債務整理:「多額のお金の支払い」は専門家の話を聞いてから。
80を超える老夫婦が来た。
老夫婦の自宅に、東京で暮らしていて音信もしばらく途絶えていた娘から電話がきた。「借金を支払えという督促状が裁判所から来た。困っている、支払をしてくれないか」
娘にはとりあえずその書面を送れと言ったら送ってきた。本物かどうかわからないので弁護士事務所に相談に来たという。
私が確認したところ、それは100万円の支払督促の書面で本物に間違いない。しかし、もう既に確定しまっている。
夫婦にこれをどうするのか確認したところ、「娘は他にも借金があってとても支払いはできない。他人に迷惑をかけられないから自分たちが支払うしかない」と答えた。
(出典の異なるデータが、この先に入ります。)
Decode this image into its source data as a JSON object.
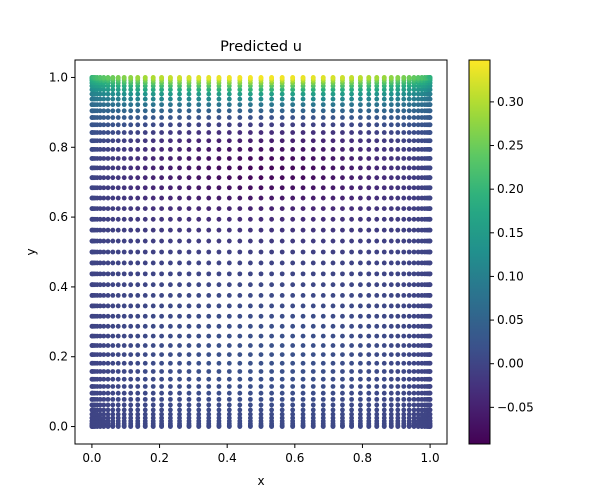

でも、年金暮らしの老夫婦に100万円を支払わせるのはその夫婦の生活を困窮させるだけだ。しかも娘さんが多重債務だとしたらまた同じようなことが起こるだろう。100万円の支払いをしても何の解決にもならない。まずは娘さんの生活や債務の状況を聞いて債務整理を促すのが先だろう。だから、ひとまず娘さんを連れてきて一緒にもう一度打合せをしてみませんか、という助言をしたところ、老夫婦も納得してくれた。
特殊詐欺、オレオレ詐欺、とこれは似たような話だ。騙されてはいないが、一つ間違えば、ムダなお金を支払って老夫婦が自らの首を絞めることになるところだった。
「多額のお金の支払い」を迫られたら、まずは落ち着いて専門家の話を聞いてみてほしい。と思っています。